A request for an hourlong sit-down was rebuffed by her office.
Soweto-born and Swaziland raised Mokgokong (61) is the only black woman in the top 100 City Press Wealth Index, featuring at number 75, with a value of R575 million in shareholding in companies she directs.
Yet even as recently as two years ago, Mokgokong - a self-described activist in promoting women in the workplace - lamented about how private companies were slow to transform and empower women to take up leadership roles. She was reported as saying that only 3% of JSE-listed companies were led by women and advised that, although shareholders were not keen to empower women, women needed to be activists in the boardrooms to make it.

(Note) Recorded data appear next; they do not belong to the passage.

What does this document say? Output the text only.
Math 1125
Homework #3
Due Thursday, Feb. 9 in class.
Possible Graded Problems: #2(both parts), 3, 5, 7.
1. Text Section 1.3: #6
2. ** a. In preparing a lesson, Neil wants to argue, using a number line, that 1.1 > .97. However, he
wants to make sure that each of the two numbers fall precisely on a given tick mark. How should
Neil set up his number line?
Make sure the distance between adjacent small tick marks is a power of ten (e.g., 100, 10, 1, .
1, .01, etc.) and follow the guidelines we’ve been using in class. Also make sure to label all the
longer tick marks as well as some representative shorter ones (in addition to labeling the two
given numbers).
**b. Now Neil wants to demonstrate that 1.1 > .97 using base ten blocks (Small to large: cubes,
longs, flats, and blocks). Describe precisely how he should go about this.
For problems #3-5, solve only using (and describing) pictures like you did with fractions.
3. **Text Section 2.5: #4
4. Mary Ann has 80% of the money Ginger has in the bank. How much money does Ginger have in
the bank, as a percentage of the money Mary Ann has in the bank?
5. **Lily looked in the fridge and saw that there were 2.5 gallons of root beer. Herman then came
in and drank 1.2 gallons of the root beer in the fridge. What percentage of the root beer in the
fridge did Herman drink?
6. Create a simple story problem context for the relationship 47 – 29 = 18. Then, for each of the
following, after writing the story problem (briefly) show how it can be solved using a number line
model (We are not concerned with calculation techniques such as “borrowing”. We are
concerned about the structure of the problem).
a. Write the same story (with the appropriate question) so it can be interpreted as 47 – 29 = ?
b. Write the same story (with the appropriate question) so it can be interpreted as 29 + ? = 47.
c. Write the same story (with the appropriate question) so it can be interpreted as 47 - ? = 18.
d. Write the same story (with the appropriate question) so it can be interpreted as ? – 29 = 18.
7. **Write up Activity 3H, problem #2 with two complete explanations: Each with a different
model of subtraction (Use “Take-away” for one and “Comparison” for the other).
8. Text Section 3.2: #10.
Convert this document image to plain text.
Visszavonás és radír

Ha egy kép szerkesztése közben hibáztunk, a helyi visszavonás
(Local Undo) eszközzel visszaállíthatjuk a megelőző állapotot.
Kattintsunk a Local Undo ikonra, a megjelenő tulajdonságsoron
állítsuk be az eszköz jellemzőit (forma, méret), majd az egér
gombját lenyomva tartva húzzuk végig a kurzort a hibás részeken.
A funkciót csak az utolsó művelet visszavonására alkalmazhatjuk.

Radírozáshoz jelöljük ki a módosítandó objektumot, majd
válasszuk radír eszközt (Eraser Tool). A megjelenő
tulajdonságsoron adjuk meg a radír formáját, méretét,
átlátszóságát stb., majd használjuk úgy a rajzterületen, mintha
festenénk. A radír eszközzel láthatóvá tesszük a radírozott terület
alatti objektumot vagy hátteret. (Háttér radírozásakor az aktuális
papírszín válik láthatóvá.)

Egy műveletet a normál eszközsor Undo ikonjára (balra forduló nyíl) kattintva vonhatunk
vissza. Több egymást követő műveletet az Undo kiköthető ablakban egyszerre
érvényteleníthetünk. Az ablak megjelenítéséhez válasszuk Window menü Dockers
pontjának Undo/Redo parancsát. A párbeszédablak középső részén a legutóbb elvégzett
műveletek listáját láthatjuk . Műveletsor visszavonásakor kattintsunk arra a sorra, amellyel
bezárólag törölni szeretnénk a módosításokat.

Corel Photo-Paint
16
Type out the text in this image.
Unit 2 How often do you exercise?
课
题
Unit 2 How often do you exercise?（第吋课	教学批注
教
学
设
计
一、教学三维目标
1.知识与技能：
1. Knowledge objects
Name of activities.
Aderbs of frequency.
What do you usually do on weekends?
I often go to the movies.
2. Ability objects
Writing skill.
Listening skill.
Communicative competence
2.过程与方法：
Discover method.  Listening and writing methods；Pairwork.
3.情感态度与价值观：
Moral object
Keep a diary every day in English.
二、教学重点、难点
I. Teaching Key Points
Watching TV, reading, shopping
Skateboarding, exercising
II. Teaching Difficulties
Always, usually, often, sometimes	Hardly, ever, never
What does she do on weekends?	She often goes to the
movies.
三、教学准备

Mokgokong's entrepreneurial spirit first showed itself in primary school where she traded her sandwiches for cash. "My parent were teachers, however, my father did dabble in selling vegetables. He was not very successful in that. I learnt that my great maternal grandfather was a trader from Scotland. My paternal grandfather was a very successful farmer who used mules to turn the soil", she told City Press in a 2013 interview.
She completed a Bachelor of Science at the University of Botswana and her medical degree at Medunsa - where her real entrepreneurial flair came into being. According to her biography in African Success, a database of successful local personalities, it was in 1981 while studying medicine that Mokgokong started a business selling handbags and belts to fellow students and residents at Medunsa.
Through a contact in Swaziland, she was given R40 000 worth of stock. The business became a huge success and diversified to include African clothing and

The lectures at 
medical school reportedly did not like the fact that Mokgokong was running a lucrative business as a student and tried to persuade her to drop her business interests and focus on medicine, because she was one of Medunsa's top-performing students.
Undeterred, she continued with her business and by the time she completed her medical degree she was able to sell it for R150 000.
Mokgokong used this capital to establish the Hebron Medical Centre in North West, which she built from nothing - and with no clientele - into a primary 
healthcare and baby welfare clinic with more than 40 000 patients.
In 1995 she established Malesa Investment Holdings, a black-empowerment investment group with interests in healthcare, financial service, energy and telecommunications, which later became Community Investment Holdings.

Mokgokong serves on the boards of several listed companies.
She received numerous local and international accolades as a community and business leader, including the SA Businesswoman of the Year in 1999 and one of the Leading Women Entrepreneurs of the World in 1998.
But what's important to Mokgokong is to give back to society.
"I invest a great deal of my time in community involvement. I sit on many state-owned boards as a value-add to communities.
I also engage in many philanthropic activities. It is a path I walk every day, " she told City Press. "It's not only about giving out money but being the role model and leader that you should be."
Mokgokong is married with two children.